What has happened is the IPR Act, with its Draft regulations (due for final comment tomorrow) is on a collision course with a landmark resolution passed after years of debate at the 61st World Health Assembly at the World Health Authority. The South African delegation at the Assembly was headed by the Deputy Minister, Dr M. Sefularo and was attended by a delegation of 16 delegates and alternates from the Department of Health. The problem is a radical difference of views on how best to achieve benefit through innovation and intellectual property management. The IPR Act requires universities and other publicly funded research organisations to secure intellectual property rights and patent as much research as possible, frowning upon open innovation and open source. The WHO, on the other hand promotes the idea of a collaborative world public health regime that uses patenting, but in a responsible way, and combines this with support for a number of open approaches to the shared dissemination of public health research.
The WHO resolution, passed on 22 May, finally agreed the way forward on the recommendations made to the Assembly by the Intergovernmental Working Group on Public Health, Innovation and Intellectual Property. The purpose of the Global Strategy and Plan of Action on Public Health, Innovation and Intellectual Property that has now been voted through, aims to ‘secure.. an enhanced and sustainable basis for needs-driven, essential health research and development relevant to diseases that disproportionately affect developing countries, proposing clear objectives and priorities for research and development.’ While many people glaze over as soon as intellectual property is mentioned, it is clear that this is a vitally important issue for South Africa, quite literally a matter of life and death.
The recommendations of the Global Strategy contain a vision of the scientific endeavour that stresses global collaboration and the sharing of research information and data. This is also the way forward that President Barack Obama proposed in his speech to the National Academy of Sciences in the US a few months ago. The way forward that he sees for US science is a vision of collaborative science for the public good:
In biomedicine… we can harness the historic convergence between life sciences and physical sciences that’s underway today; undertaking public projects — in the spirit of the Human Genome Project — to create data and capabilities that fuel discoveries in tens of thousands of laboratories; and identifying and overcoming scientific and bureaucratic barriers to rapidly translating scientific breakthroughs into diagnostics and therapeutics that serve patients.
The WHO plan of action, which the South African government is now called upon to implement, contains a number of provisions that provide for the use of open source development, open access to research publications and data, voluntary provision of access to drug leads, open licensing, and voluntary patent pools.
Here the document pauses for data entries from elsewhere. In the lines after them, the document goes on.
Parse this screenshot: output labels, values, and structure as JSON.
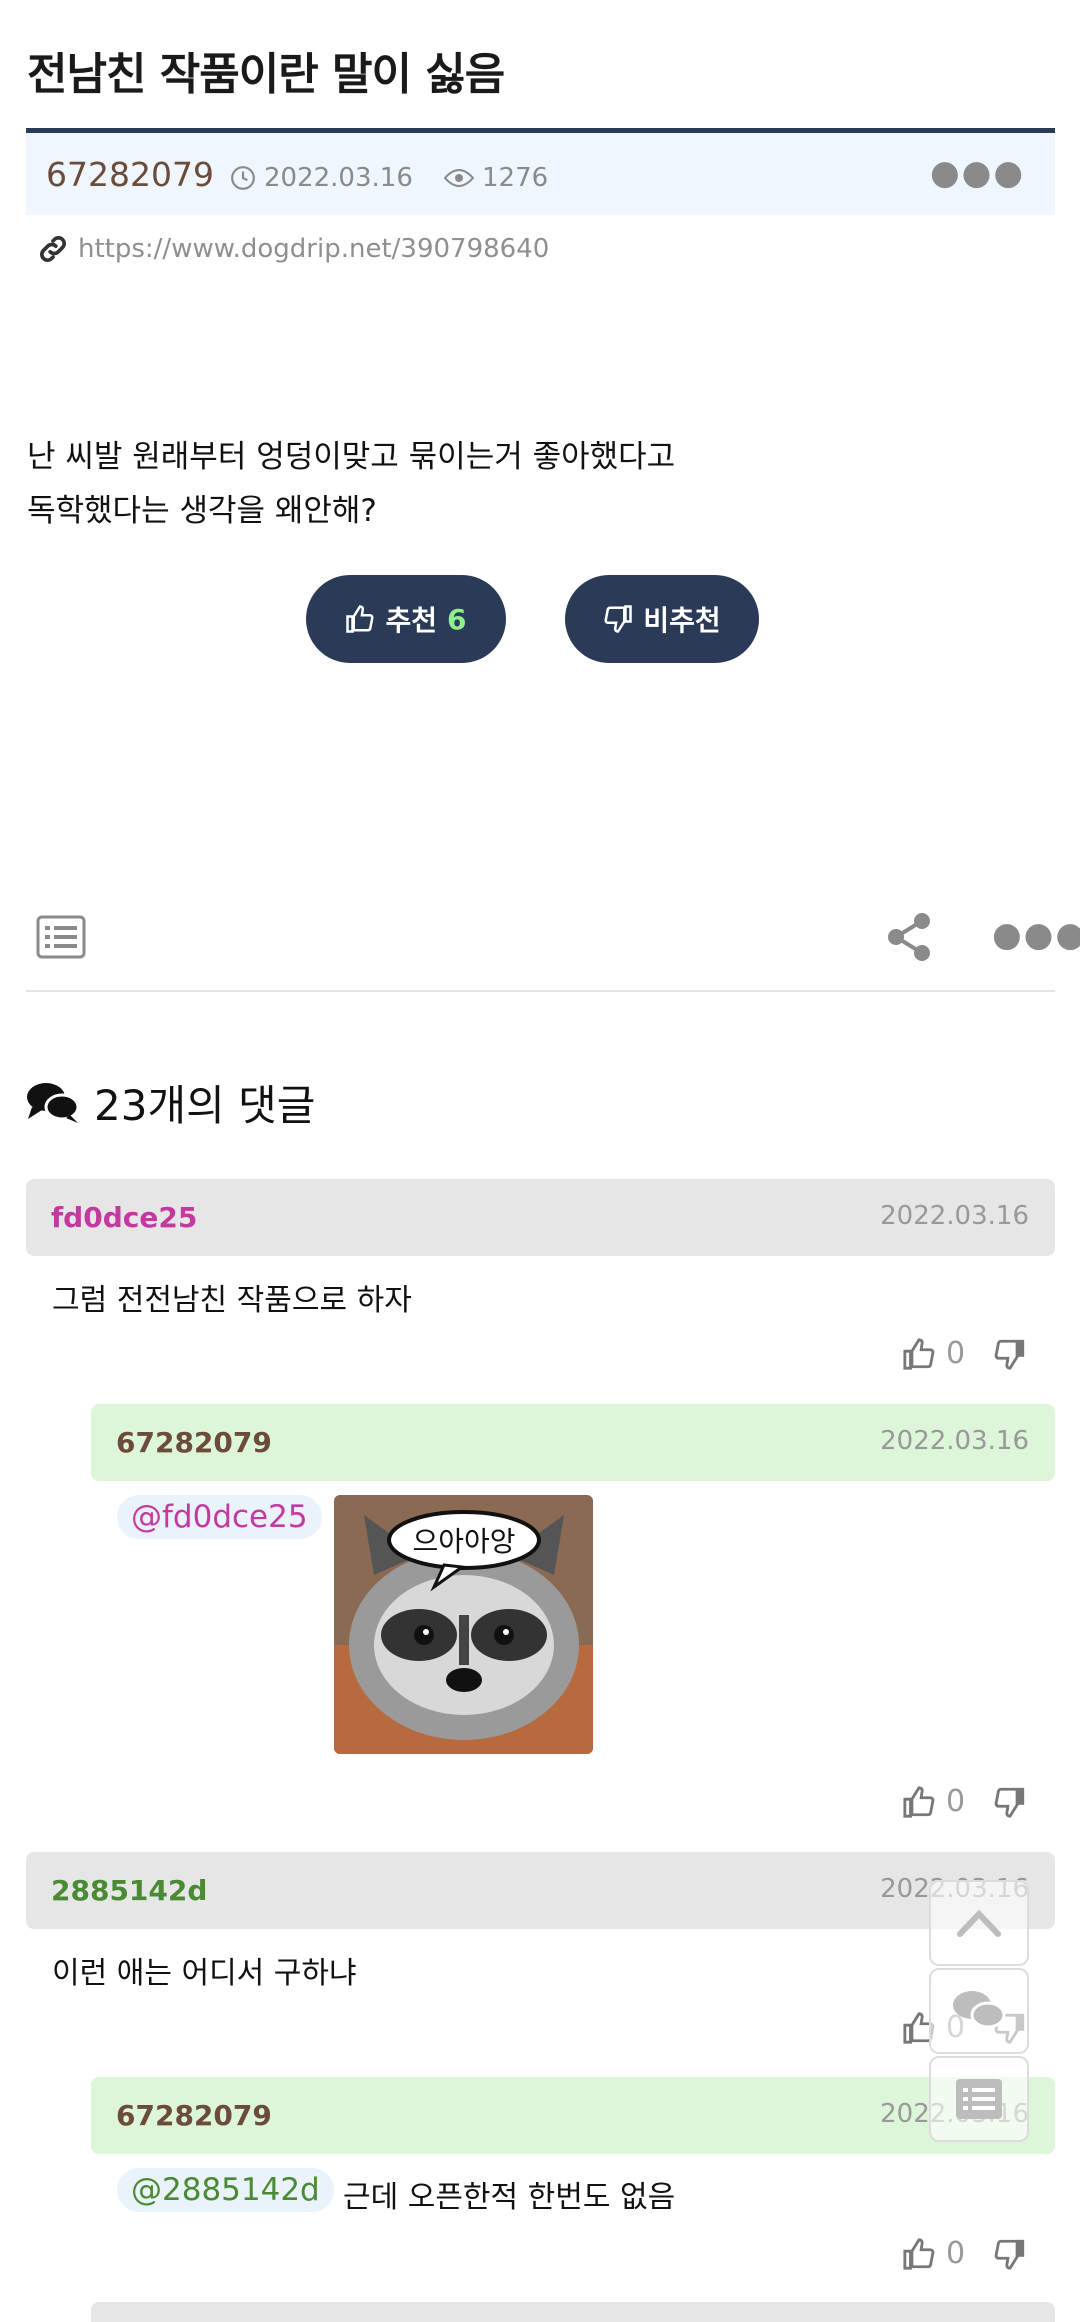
{
  "post": {
    "title": "전남친 작품이란 말이 싫음",
    "author": "67282079",
    "date": "2022.03.16",
    "views": "1276",
    "url": "https://www.dogdrip.net/390798640",
    "body_line1": "난 씨발 원래부터 엉덩이맞고 묶이는거 좋아했다고",
    "body_line2": "독학했다는 생각을 왜안해?",
    "upvote_label": "추천",
    "upvote_count": "6",
    "downvote_label": "비추천"
  },
  "comments_header": "23개의 댓글",
  "comments": [
    {
      "nick": "fd0dce25",
      "date": "2022.03.16",
      "text": "그럼 전전남친 작품으로 하자",
      "up": "0"
    },
    {
      "nick": "67282079",
      "date": "2022.03.16",
      "mention": "@fd0dce25",
      "sticker_text": "으아아앙",
      "up": "0"
    },
    {
      "nick": "2885142d",
      "date": "2022.03.16",
      "text": "이런 애는 어디서 구하냐",
      "up": "0"
    },
    {
      "nick": "67282079",
      "date": "2022.03.16",
      "mention": "@2885142d",
      "text": "근데 오픈한적 한번도 없음",
      "up": "0"
    }
  ],
  "colors": {
    "accent_navy": "#2b3a57",
    "nick_pink": "#c4399f",
    "nick_brown": "#6b4c3b",
    "nick_green": "#4a8a33",
    "mention_blue": "#3a8fd0"
  }
}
This runs alongside a more traditional approach to the patenting of drug discoveries and vaccines, but with the proviso that there must be measures in place to ensure that patents are managed in such a way as to be appropriate to public health goals. This includes delinking the costs of research from the price of health products, so that they can be affordable in developing countries.
The burning question now is how this can be implemented – presumably by the Department of Health – when the IPR Act and its Regulations will effectively block the WHO provisions for sharing research results and using open licensing and open access for the benefit of public health delivery.
It would perhaps be appropriate for public health departments in our universities and their researchers to submit a request to the DST for the withdrawal of the Regulations for further consideration of the issues at stake by all the government departments that might be involved in this potentially embarrassing clash.